Le triumvirat américano-israélo-saoudien attend de voir les conséquences de l’élection d’un président islamiste dans cette nouvelle période, non seulement pour l’Égypte, mais pour l’ensemble du Moyen-Orient.

Sans aucun doute, les Israéliens sont les plus inquiets parce que leur paix froide - qui a duré 34 ans sur ses 64 ans d’existence - en matière de sécurité et de relative stabilité, est sur le point de se réchauffer avec un changement important suite à l’élection d’un président élu qui est islamiste, pour la première fois dans l’histoire de l’Égypte, pays vieux de plus de huit mille ans.

Les préoccupations d’Israël concernent le sort réservé aux Accords de Camp David, ainsi que la possibilité d’un changement majeur dans l’appareil de sécurité égyptien avec l’arrivée d’un chef du renseignement islamiste, le major-général Muwafi Murad qui a remplacé le major-général Omar Suleiman, un fidèle ami d’Israël.

Dans son premier discours, le Dr Morsi a assuré à Israël et à l’Amérique qu’il respecterait les traités internationaux, sans citer celui de Camp David par son nom, mais nous ne pouvons pas écarter la possibilité qu’il puisse modifier de nombreux articles dans cet accord.

Si nous gardons à l’esprit que le Dr Morsi était à la tête de la Commission nationale égyptienne pour la « résistance au sionisme », alors il n’est pas difficile de croire ce qui a été rapporté par Fars, l’agence iranienne de nouvelles, que Morsi modifiera l’accord, ou plutôt qu’il l’annulera s’il estime qu’il est incompatible avec sa vision et celle des Frères musulmans.

Israël souhaite maintenir sa coordination sécuritaire avec les services de renseignements égyptiens et le Conseil militaire, le dirigeant de facto du pays.
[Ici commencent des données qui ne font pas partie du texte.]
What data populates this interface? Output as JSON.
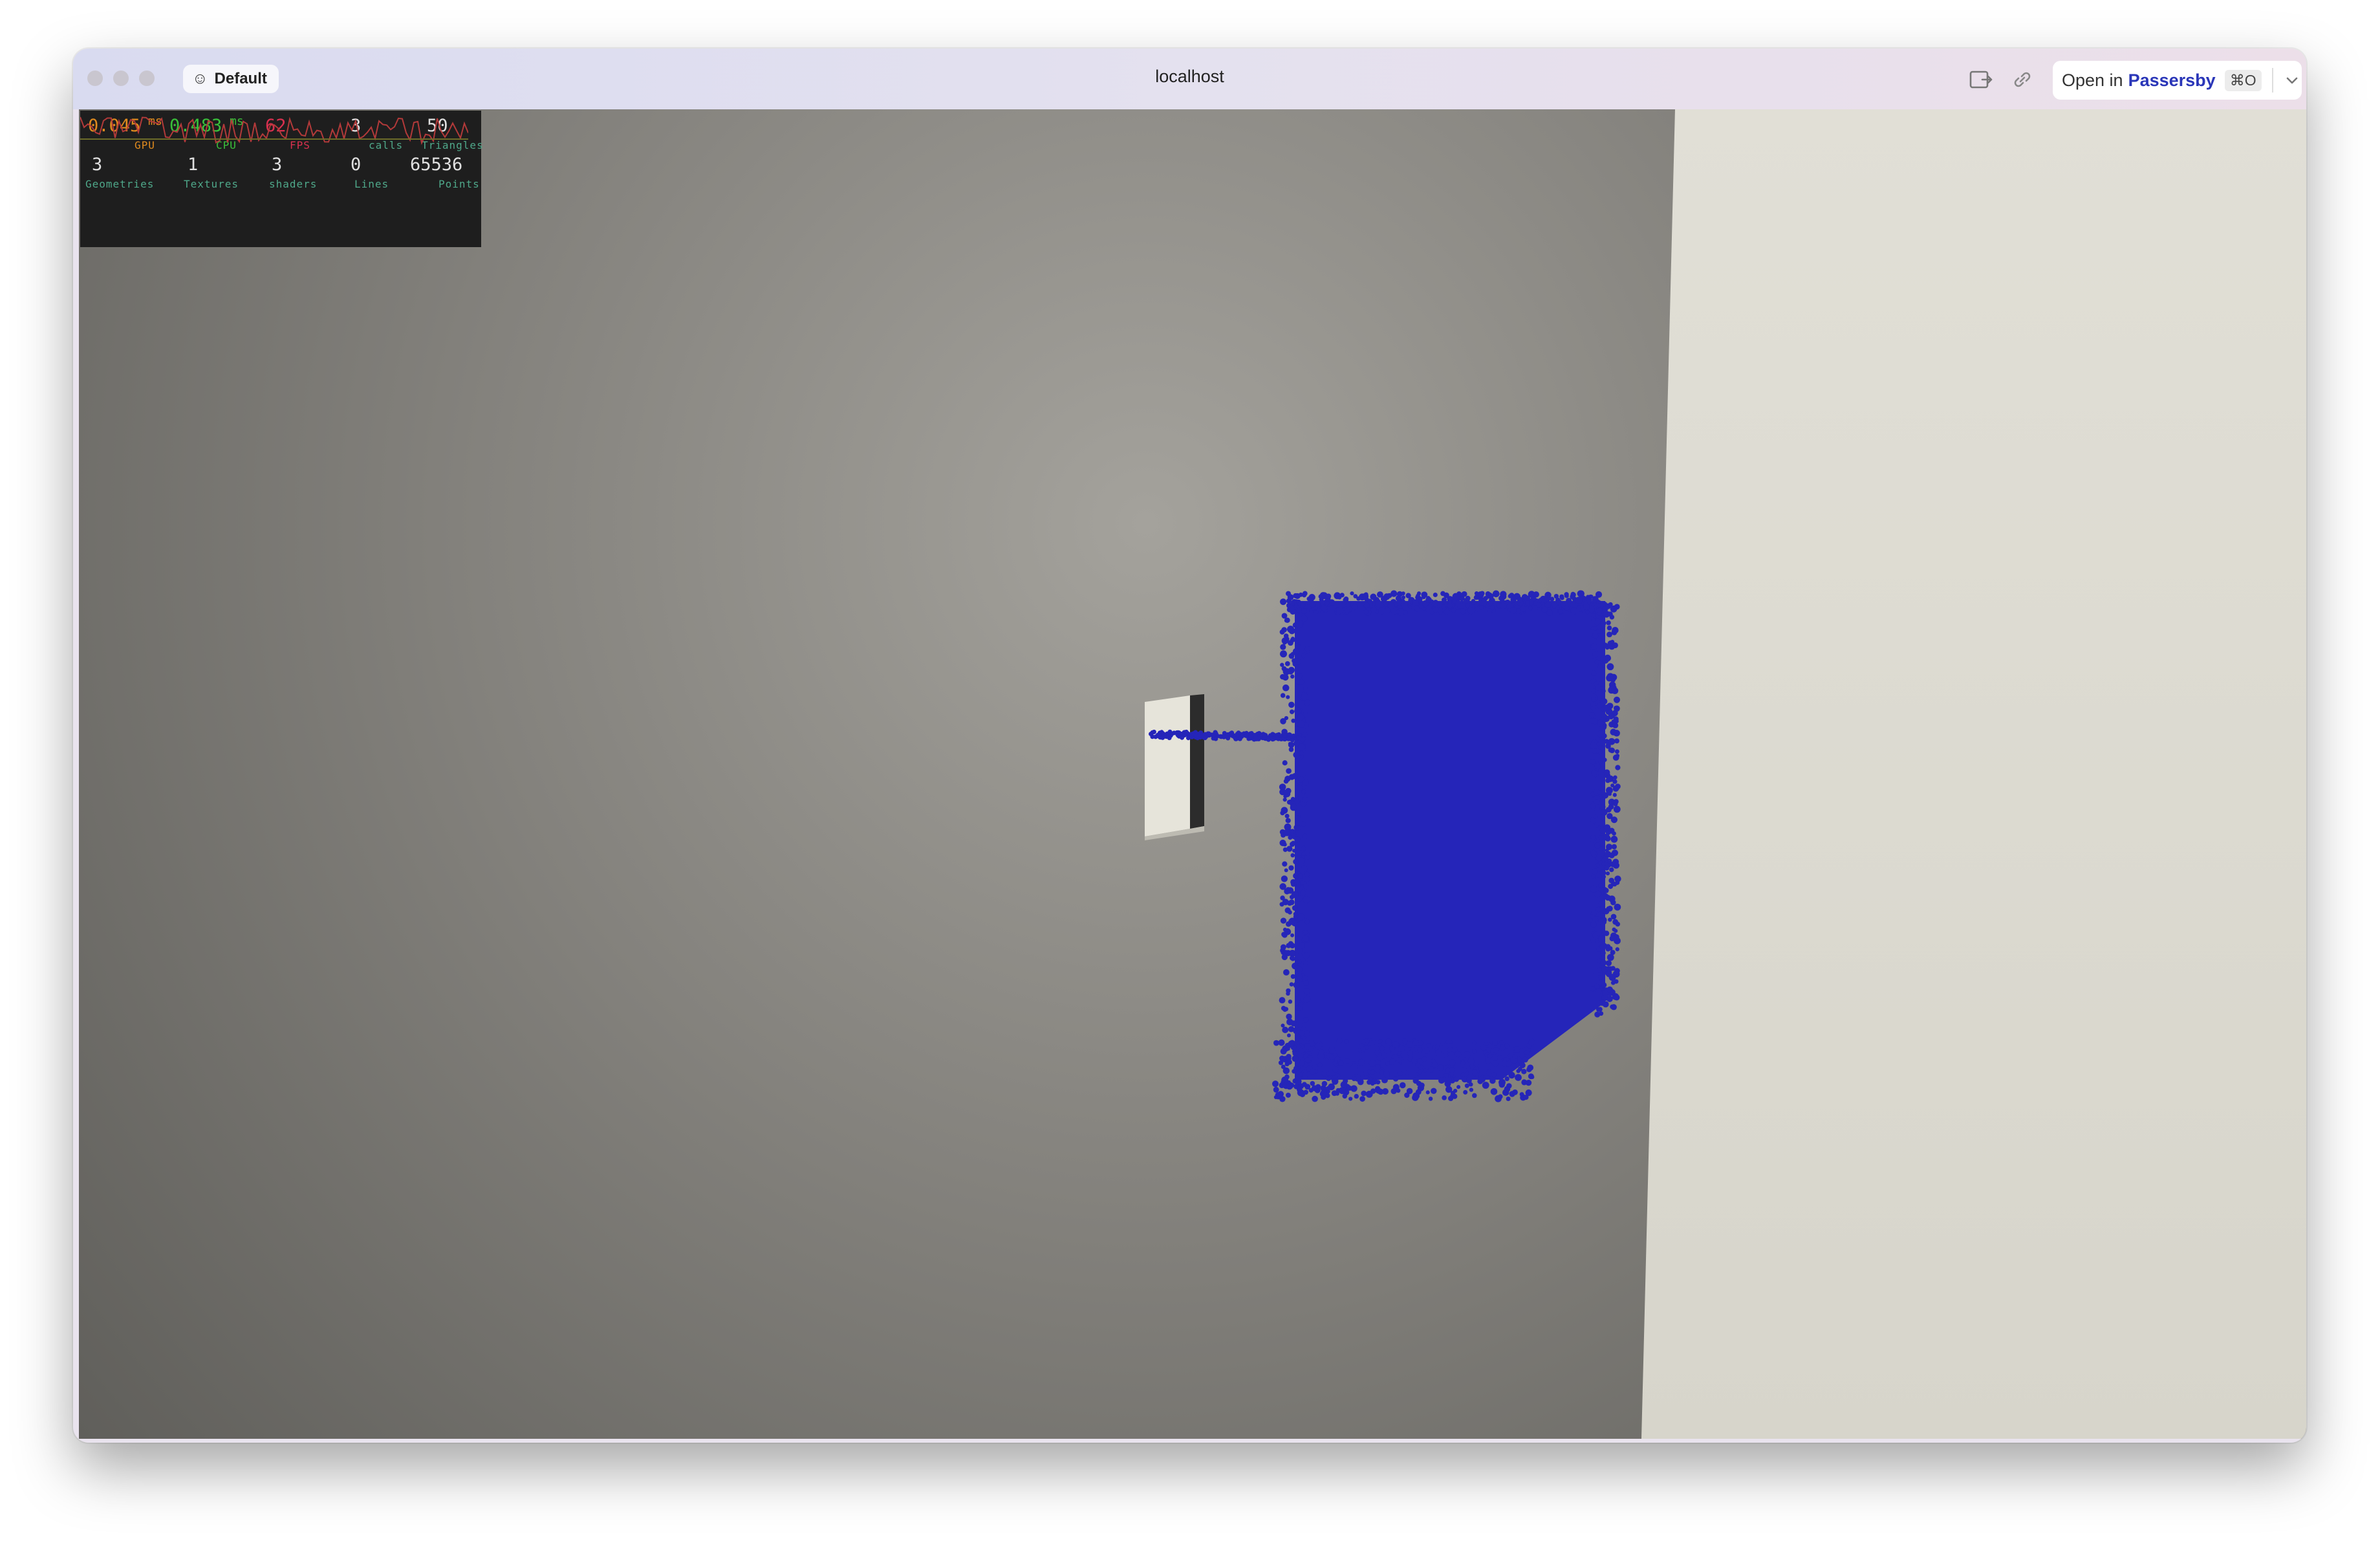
{
  "window": {
    "profile_label": "Default",
    "url": "localhost",
    "open_in": {
      "prefix": "Open in",
      "app": "Passersby",
      "shortcut": "⌘O"
    }
  },
  "stats": {
    "gpu": {
      "value": "0.045",
      "unit": "ms",
      "label": "GPU",
      "color": "#e08a1e"
    },
    "cpu": {
      "value": "0.483",
      "unit": "ms",
      "label": "CPU",
      "color": "#39c03a"
    },
    "fps": {
      "value": "62",
      "label": "FPS",
      "color": "#d9304f"
    },
    "calls": {
      "value": "3",
      "label": "calls"
    },
    "triangles": {
      "value": "50",
      "label": "Triangles"
    },
    "geometries": {
      "value": "3",
      "label": "Geometries"
    },
    "textures": {
      "value": "1",
      "label": "Textures"
    },
    "shaders": {
      "value": "3",
      "label": "shaders"
    },
    "lines": {
      "value": "0",
      "label": "Lines"
    },
    "points": {
      "value": "65536",
      "label": "Points"
    },
    "label_color": "#4fa88a"
  },
  "scene": {
    "particle_color": "#2525b9",
    "wall_color": "#dedcd2",
    "floor_color": "#85837d"
  }
}
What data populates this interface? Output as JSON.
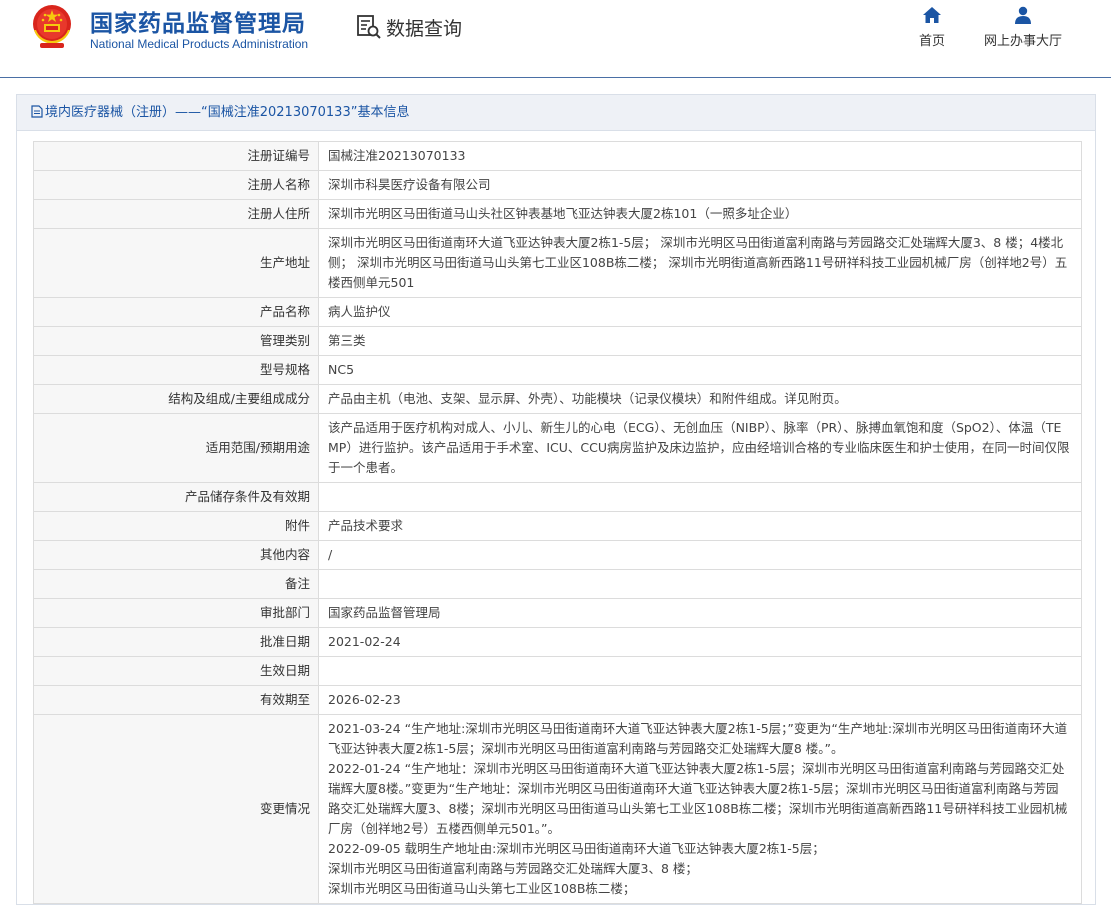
{
  "header": {
    "brand_cn": "国家药品监督管理局",
    "brand_en": "National Medical Products Administration",
    "query_label": "数据查询",
    "nav": {
      "home": "首页",
      "hall": "网上办事大厅"
    }
  },
  "panel": {
    "title": "境内医疗器械（注册）——“国械注准20213070133”基本信息"
  },
  "colors": {
    "brand_blue": "#1b55a4",
    "label_bg": "#f7f7f7",
    "title_bg": "#eef1f6"
  },
  "rows": [
    {
      "label": "注册证编号",
      "value": "国械注准20213070133"
    },
    {
      "label": "注册人名称",
      "value": "深圳市科昊医疗设备有限公司"
    },
    {
      "label": "注册人住所",
      "value": "深圳市光明区马田街道马山头社区钟表基地飞亚达钟表大厦2栋101（一照多址企业）"
    },
    {
      "label": "生产地址",
      "value": "深圳市光明区马田街道南环大道飞亚达钟表大厦2栋1-5层； 深圳市光明区马田街道富利南路与芳园路交汇处瑞辉大厦3、8 楼；4楼北侧； 深圳市光明区马田街道马山头第七工业区108B栋二楼； 深圳市光明街道高新西路11号研祥科技工业园机械厂房（创祥地2号）五楼西侧单元501"
    },
    {
      "label": "产品名称",
      "value": "病人监护仪"
    },
    {
      "label": "管理类别",
      "value": "第三类"
    },
    {
      "label": "型号规格",
      "value": "NC5"
    },
    {
      "label": "结构及组成/主要组成成分",
      "value": "产品由主机（电池、支架、显示屏、外壳）、功能模块（记录仪模块）和附件组成。详见附页。"
    },
    {
      "label": "适用范围/预期用途",
      "value": "该产品适用于医疗机构对成人、小儿、新生儿的心电（ECG）、无创血压（NIBP）、脉率（PR）、脉搏血氧饱和度（SpO2）、体温（TEMP）进行监护。该产品适用于手术室、ICU、CCU病房监护及床边监护，应由经培训合格的专业临床医生和护士使用，在同一时间仅限于一个患者。"
    },
    {
      "label": "产品储存条件及有效期",
      "value": ""
    },
    {
      "label": "附件",
      "value": "产品技术要求"
    },
    {
      "label": "其他内容",
      "value": "/"
    },
    {
      "label": "备注",
      "value": ""
    },
    {
      "label": "审批部门",
      "value": "国家药品监督管理局"
    },
    {
      "label": "批准日期",
      "value": "2021-02-24"
    },
    {
      "label": "生效日期",
      "value": ""
    },
    {
      "label": "有效期至",
      "value": "2026-02-23"
    },
    {
      "label": "变更情况",
      "value": "2021-03-24 “生产地址:深圳市光明区马田街道南环大道飞亚达钟表大厦2栋1-5层；”变更为“生产地址:深圳市光明区马田街道南环大道飞亚达钟表大厦2栋1-5层；深圳市光明区马田街道富利南路与芳园路交汇处瑞辉大厦8 楼。”。\n2022-01-24 “生产地址：深圳市光明区马田街道南环大道飞亚达钟表大厦2栋1-5层；深圳市光明区马田街道富利南路与芳园路交汇处瑞辉大厦8楼。”变更为“生产地址：深圳市光明区马田街道南环大道飞亚达钟表大厦2栋1-5层；深圳市光明区马田街道富利南路与芳园路交汇处瑞辉大厦3、8楼；深圳市光明区马田街道马山头第七工业区108B栋二楼；深圳市光明街道高新西路11号研祥科技工业园机械厂房（创祥地2号）五楼西侧单元501。”。\n2022-09-05 载明生产地址由:深圳市光明区马田街道南环大道飞亚达钟表大厦2栋1-5层；\n深圳市光明区马田街道富利南路与芳园路交汇处瑞辉大厦3、8 楼；\n深圳市光明区马田街道马山头第七工业区108B栋二楼；"
    }
  ]
}
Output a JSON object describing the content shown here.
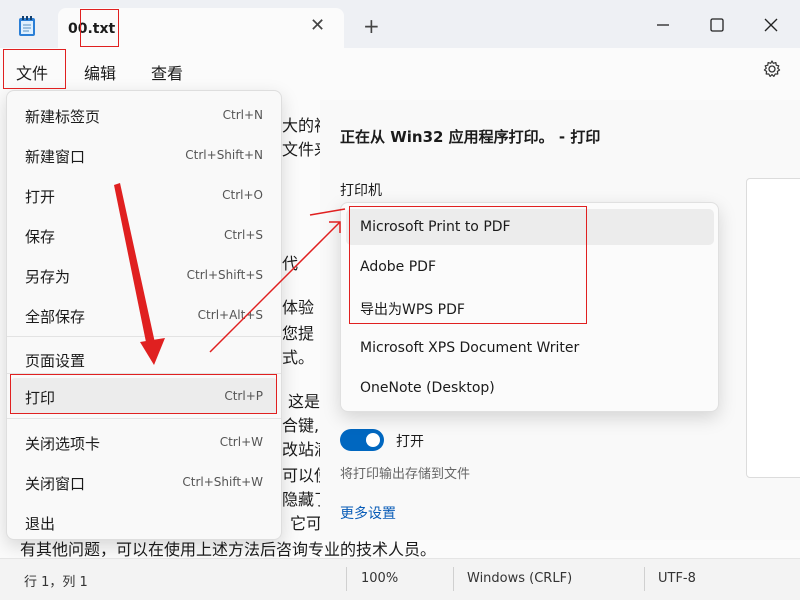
{
  "window": {
    "tab_title": "00.txt",
    "tab_close_glyph": "✕",
    "new_tab_glyph": "+"
  },
  "menubar": {
    "items": [
      "文件",
      "编辑",
      "查看"
    ]
  },
  "document": {
    "fragments": [
      "大的视",
      "文件来",
      "代",
      "体验",
      "您提",
      "式。",
      "这是",
      "合键,",
      "改站满",
      "可以使",
      "隐藏了",
      "它可",
      "有其他问题，可以在使用上述方法后咨询专业的技术人员。"
    ]
  },
  "file_menu": {
    "items": [
      {
        "label": "新建标签页",
        "shortcut": "Ctrl+N"
      },
      {
        "label": "新建窗口",
        "shortcut": "Ctrl+Shift+N"
      },
      {
        "label": "打开",
        "shortcut": "Ctrl+O"
      },
      {
        "label": "保存",
        "shortcut": "Ctrl+S"
      },
      {
        "label": "另存为",
        "shortcut": "Ctrl+Shift+S"
      },
      {
        "label": "全部保存",
        "shortcut": "Ctrl+Alt+S"
      },
      {
        "label": "页面设置",
        "shortcut": ""
      },
      {
        "label": "打印",
        "shortcut": "Ctrl+P"
      },
      {
        "label": "关闭选项卡",
        "shortcut": "Ctrl+W"
      },
      {
        "label": "关闭窗口",
        "shortcut": "Ctrl+Shift+W"
      },
      {
        "label": "退出",
        "shortcut": ""
      }
    ]
  },
  "print_dialog": {
    "title": "正在从 Win32 应用程序打印。 - 打印",
    "printer_label": "打印机",
    "printers": [
      "Microsoft Print to PDF",
      "Adobe PDF",
      "导出为WPS PDF",
      "Microsoft XPS Document Writer",
      "OneNote (Desktop)"
    ],
    "selected_printer": "Microsoft Print to PDF",
    "print_to_file_label": "打开",
    "print_to_file_on": true,
    "print_to_file_desc": "将打印输出存储到文件",
    "more_settings": "更多设置"
  },
  "status": {
    "position": "行 1，列 1",
    "zoom": "100%",
    "line_ending": "Windows (CRLF)",
    "encoding": "UTF-8"
  },
  "icons": {
    "app": "notepad-icon",
    "settings": "gear-icon",
    "minimize": "minimize-icon",
    "maximize": "maximize-icon",
    "close": "close-icon"
  },
  "colors": {
    "annotation": "#e02020",
    "accent": "#0067c0",
    "link": "#0a5db8"
  }
}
Toutefois, ces v ?ux sont peu susceptibles d’être couronnés de succès si un officier islamiste prend la direction du service de renseignement, ce qui enverrait la coordination sécuritaire en unité de soins intensifs avant qu’elle ne soit enterrée.

Certes, la modification ou l’annulation des accords de Camp David ne figurent pas parmi les priorités de Morsi et de son gouvernement, et la même chose peut être dite sur le fait de s’affronter au Conseil militaire, car le véritable défi et la priorité absolue, c’est l’économie, c’est-à-dire créer des emplois pour plus de dix millions de chômeurs, et rapidement.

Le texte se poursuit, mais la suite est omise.